Dr. Collard noted that competition with modern humans is thought to have played a role, perhaps a decisive role, in the extinction of Neanderthals in ice-age Europe. On Flores, "we may well be looking at the same situation," he said.

Dr. Tocheri, who is the Canada Research Chair in Human Origins and who divides his time between Thunder Bay and Indonesia, added that the reanalysis still leaves open the question of exactly how Homo floresiensis relates to us and when it branched off from other human relatives in the remote past.

One possibility is that the species is descended from Homo erectus – long thought to be the first hominin to have left Africa – and that it evolved into a smaller creature when it was confined by the limited resources of a relatively small island territory.

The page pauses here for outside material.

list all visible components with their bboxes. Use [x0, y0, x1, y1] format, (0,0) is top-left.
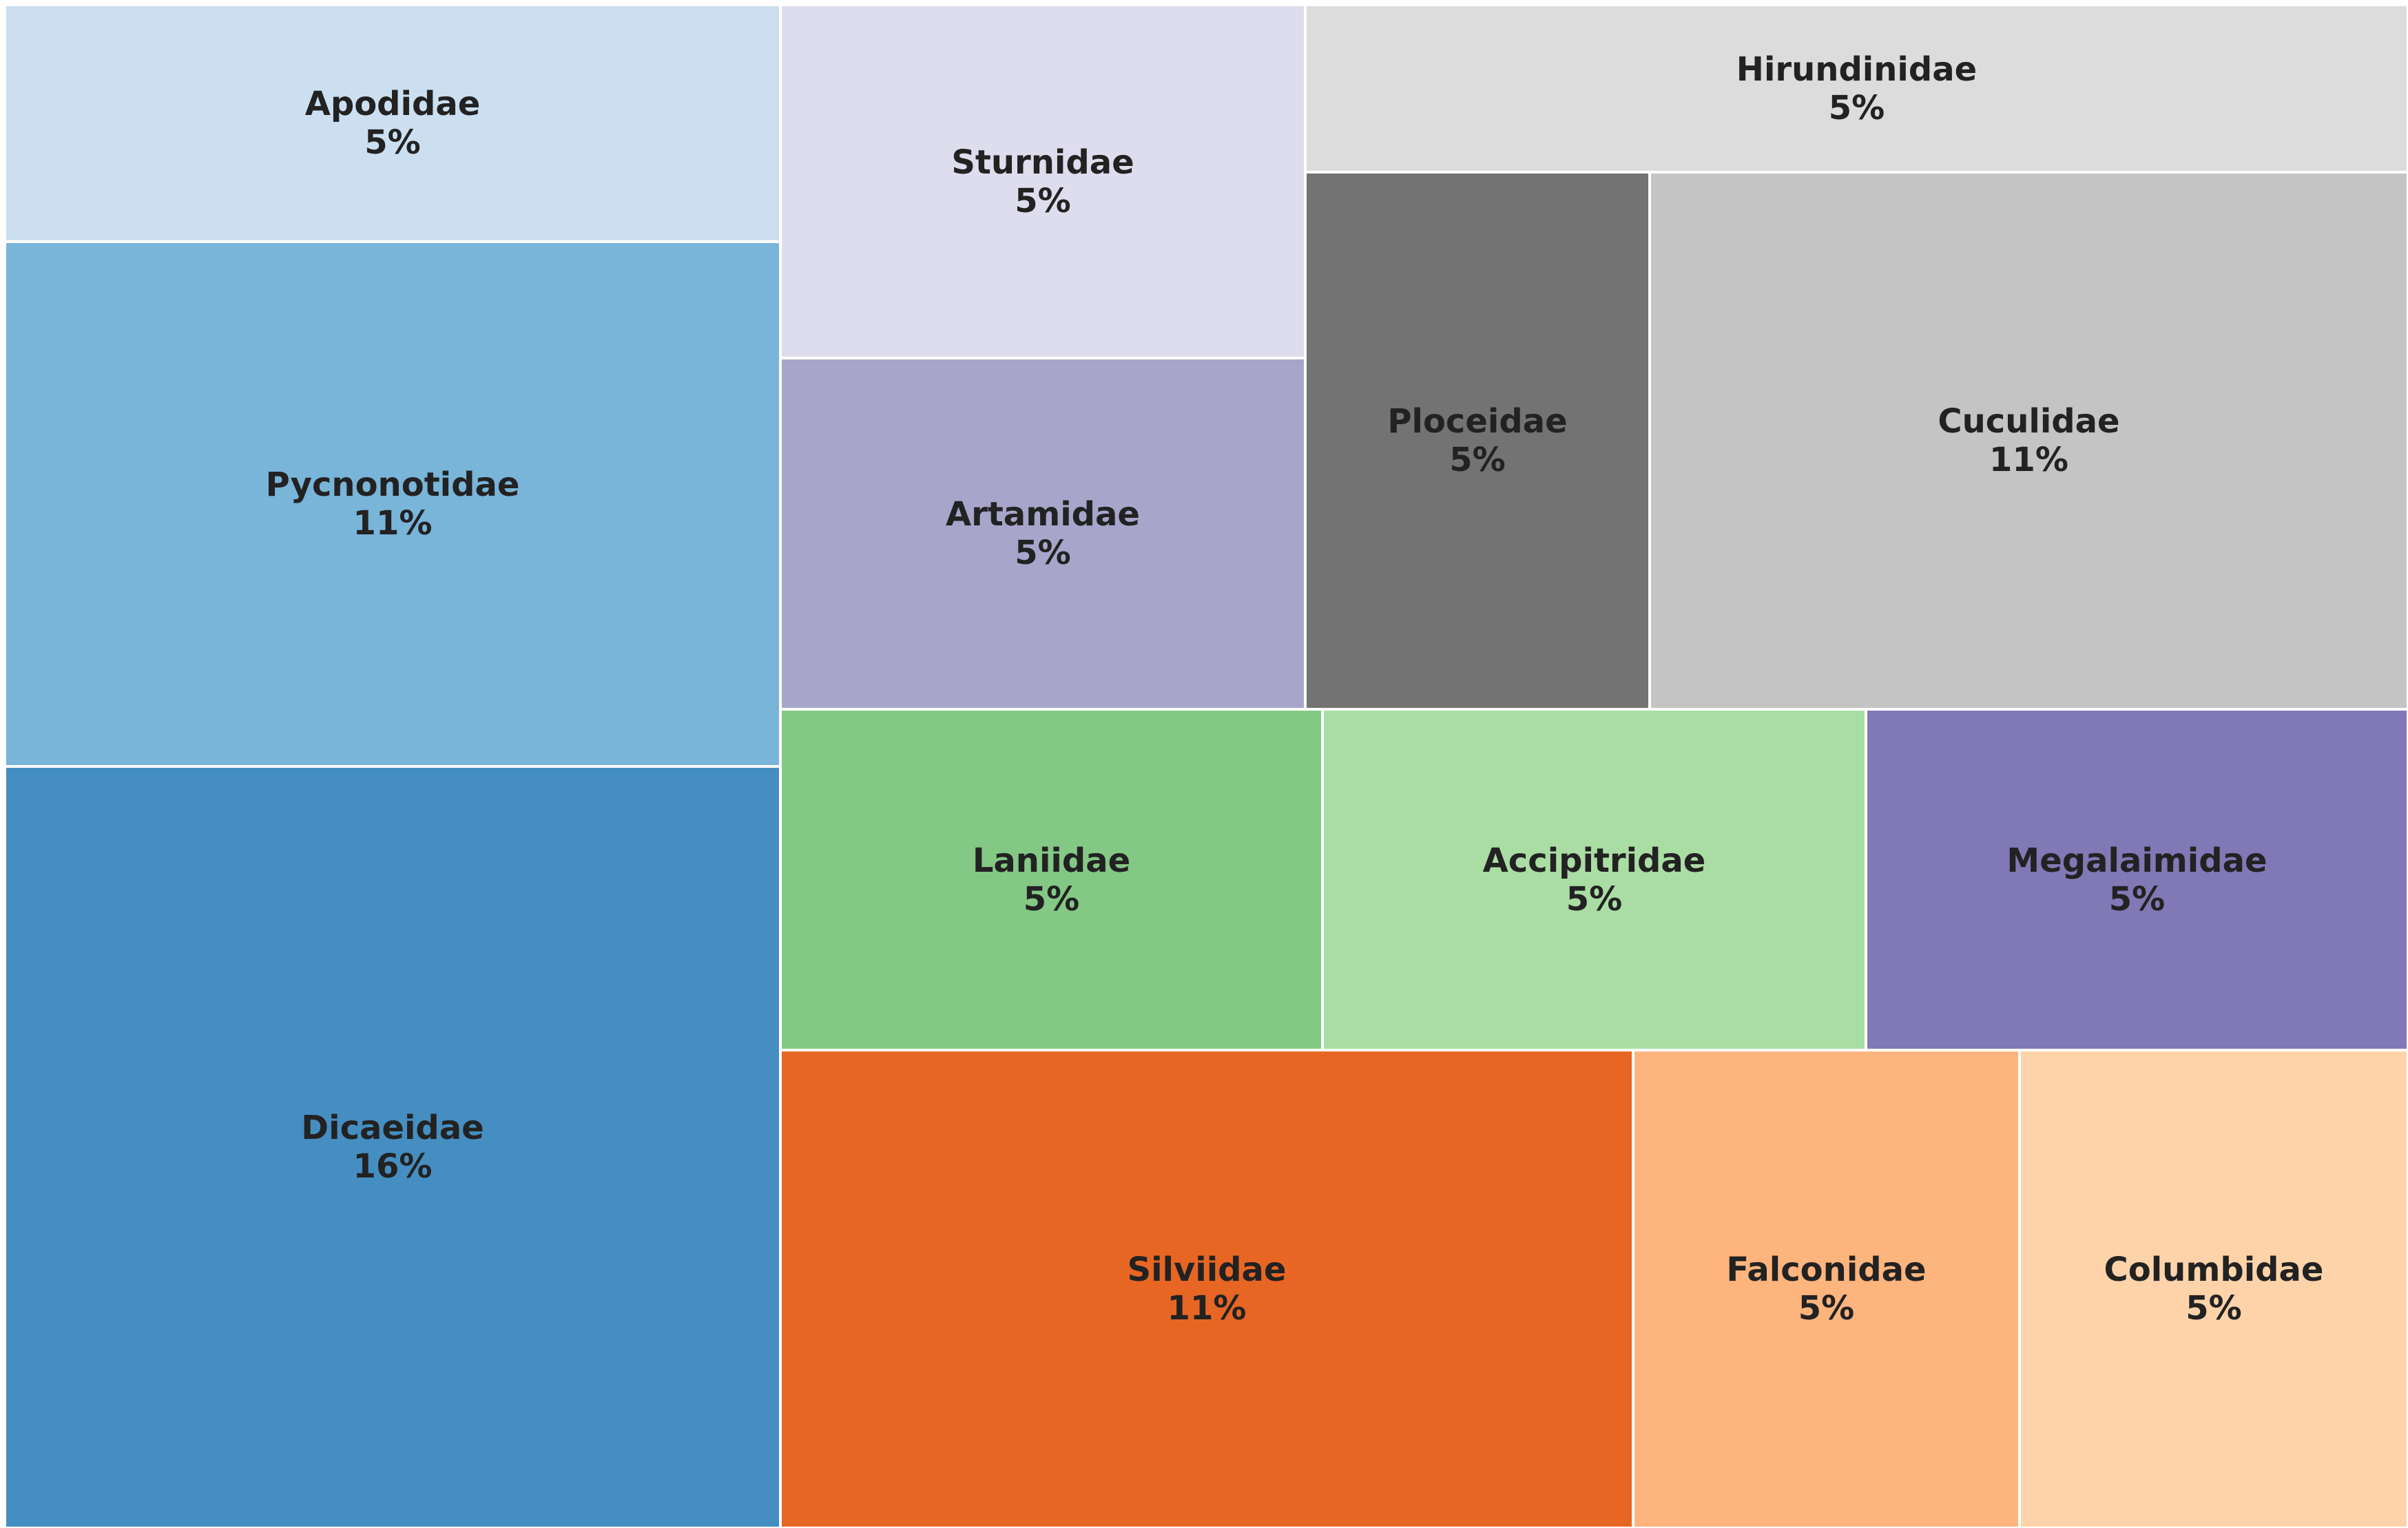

But anatomists also note that some of the features of Homo floresiensis, including shinbones and a small brain size, seem more primitive than Homo erectus. This raises the possibility that an even earlier species, with fewer of the adaptations needed for walking upright and running, somehow made its way out of Africa and left a remnant population on Flores.

The only way to distinguish between these theories is with the uncovering of more fossils – a strong possibility, given that up to three-quarters of the Liang Bua cave remains to be excavated, not to mention other candidate sites around the island.

"We're at the tip of the tip of the iceberg," said Dr. Tocheri, who added that the most important result to come out of the work is the recognition that "shows us how much more diverse our human family tree was even in the relatively recent past."